BJ:      So in order not to be held as a natural process that is not eligible for patent protection, how should companies position their business or IP strategy?

QS:      If you are working with biomarkers, you might want to look beyond merely the markers, and at all possible applications for the subject matter of protection. In other words, as part of your business, are you developing or selling smart devices, kits? Are you coming up with novel improvements on existing instruments in order to adapt them for analyses based on the new biomarker? Can you find ways to develop new reagents or improved formulations that would work with the new markers? And so on.

For those who would like to push the envelope and see how much more “upstream” one might be able to go in terms of patent protection on biomarker-related technologies, my advice would be, again, forget about simple correlations. Instead, consider profiles, matrix – some creative patterns and statistics that would shed light on disease conditions or patient prognosis or therapeutic responsiveness. These things are not simple natural phenomena, or simple law of nature.

Now, one needs to be clever in figuring these things out as a matter of science, business, and IP. Don’t forget that you would want to avoid going after pure mathematics or algorithms or have the appearance of doing so, as well.

BJ:      Outsiders often wonder whether there is a trend the Supreme Court is adhering to in making these decisions, Prometheus and the like. Are they trying to establish precedent or are they looking at case-by-case basis?

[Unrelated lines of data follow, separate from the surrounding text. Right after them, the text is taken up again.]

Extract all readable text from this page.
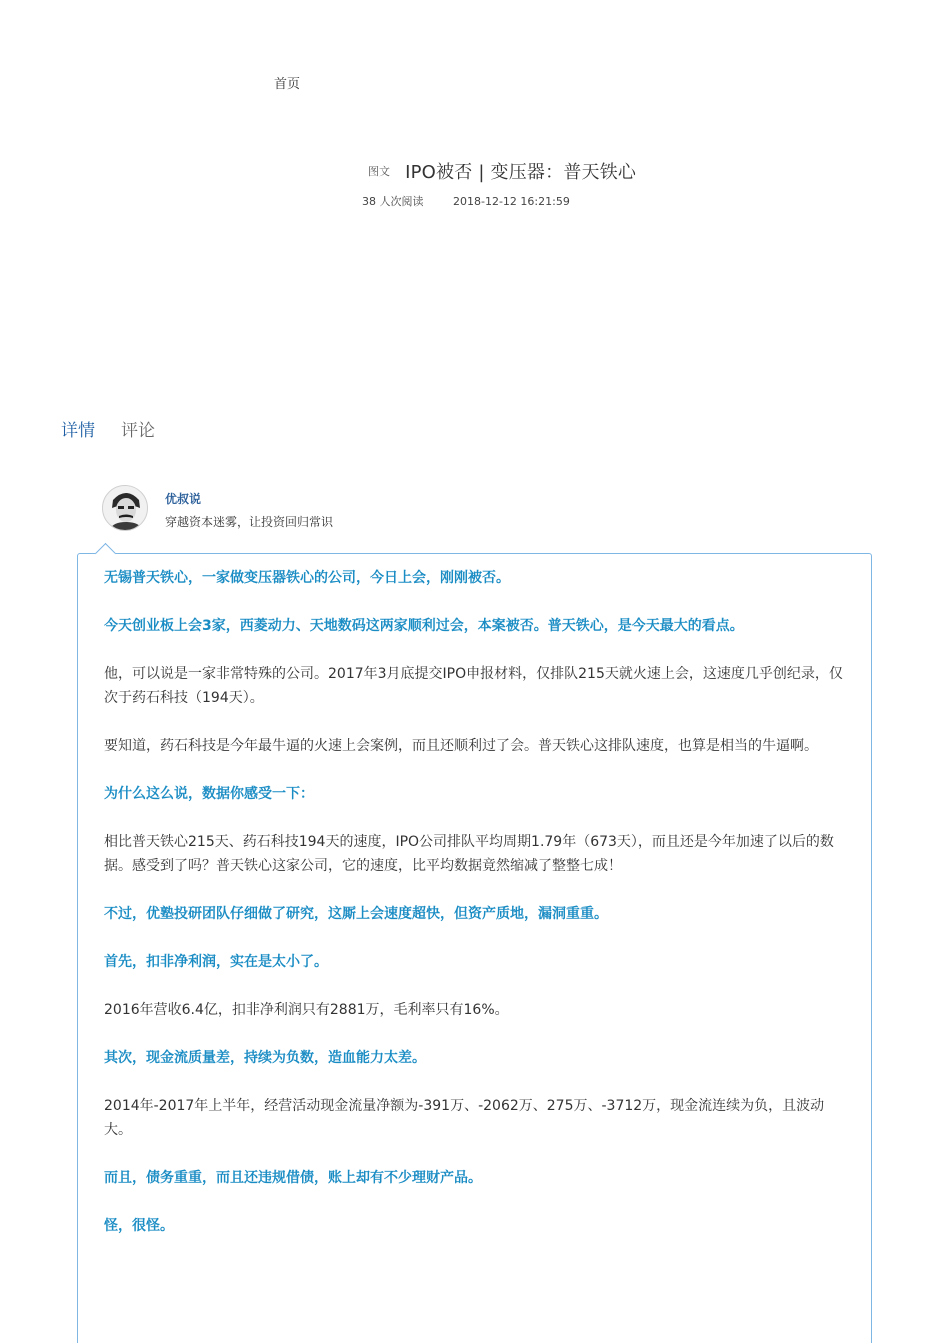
首页
图文 IPO被否 | 变压器：普天铁心
38 人次阅读	2018-12-12 16:21:59
详情 评论
优叔说
穿越资本迷雾，让投资回归常识

无锡普天铁心，一家做变压器铁心的公司，今日上会，刚刚被否。

今天创业板上会3家，西菱动力、天地数码这两家顺利过会，本案被否。普天铁心，是今天最大的看点。

他，可以说是一家非常特殊的公司。2017年3月底提交IPO申报材料，仅排队215天就火速上会，这速度几乎创纪录，仅次于药石科技（194天）。

要知道，药石科技是今年最牛逼的火速上会案例，而且还顺利过了会。普天铁心这排队速度，也算是相当的牛逼啊。

为什么这么说，数据你感受一下：

相比普天铁心215天、药石科技194天的速度，IPO公司排队平均周期1.79年（673天），而且还是今年加速了以后的数据。感受到了吗？普天铁心这家公司，它的速度，比平均数据竟然缩减了整整七成！

不过，优塾投研团队仔细做了研究，这厮上会速度超快，但资产质地，漏洞重重。

首先，扣非净利润，实在是太小了。

2016年营收6.4亿，扣非净利润只有2881万，毛利率只有16%。

其次，现金流质量差，持续为负数，造血能力太差。

2014年-2017年上半年，经营活动现金流量净额为-391万、-2062万、275万、-3712万，现金流连续为负，且波动大。

而且，债务重重，而且还违规借债，账上却有不少理财产品。

怪，很怪。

QS:      It seems as though how the Court came out in a particular case may have more to do with the timing and circumstance, and even the political climate at that particular point. The Roberts Court has been very occupied by some very high-profile cases such as Citizen United, the Obamacare case, and so on.

It would be unsurprising that some justices simply gave less attention to patent cases and went with the champion for a particular position at times. That champion in Prometheus was of course Justice Breyer.

Speaking more generally, it appears true and perhaps of concern, that this Court has tended to be influenced in its analysis of patent questions by inchoate constitutional law – civil liberty law concerns—and have tended to pay lesser attention to the intricacies of the patent law traditions. To me, this means both challenges and opportunity. It means that the IP owners in the diagnostics industry and other industries need to do a better job to educate the Court and courts, and to bring them near the realities of the industries – where IP is front and center and where technology is the engine for growth. By the way, that’s the reason why our practice also includes appeals and amicus briefing for matters of broad impact.

BJ:      Is there a role of protecting nonprofits and academic institutions in this decision? Would these decisions be different among company-to-company lawsuits?

QS:      It would be hard to say that with a different set of litigants, both for-profit companies, the Court would come out differently given the same facts at the time. However, in patent cases involving genes, biomaterials and so on, courts do pay a lot of attention to the arguments for public access and for uninhibited basic research. To that extent, it is possible that Mayo, being a non-profit, may have benefited from such sentiments, something easily shared by the Justices across the political spectrum. Although, as a footnote, in that case Mayo was commercializing its own diagnostics test and the activities in question were not strictly non-profit.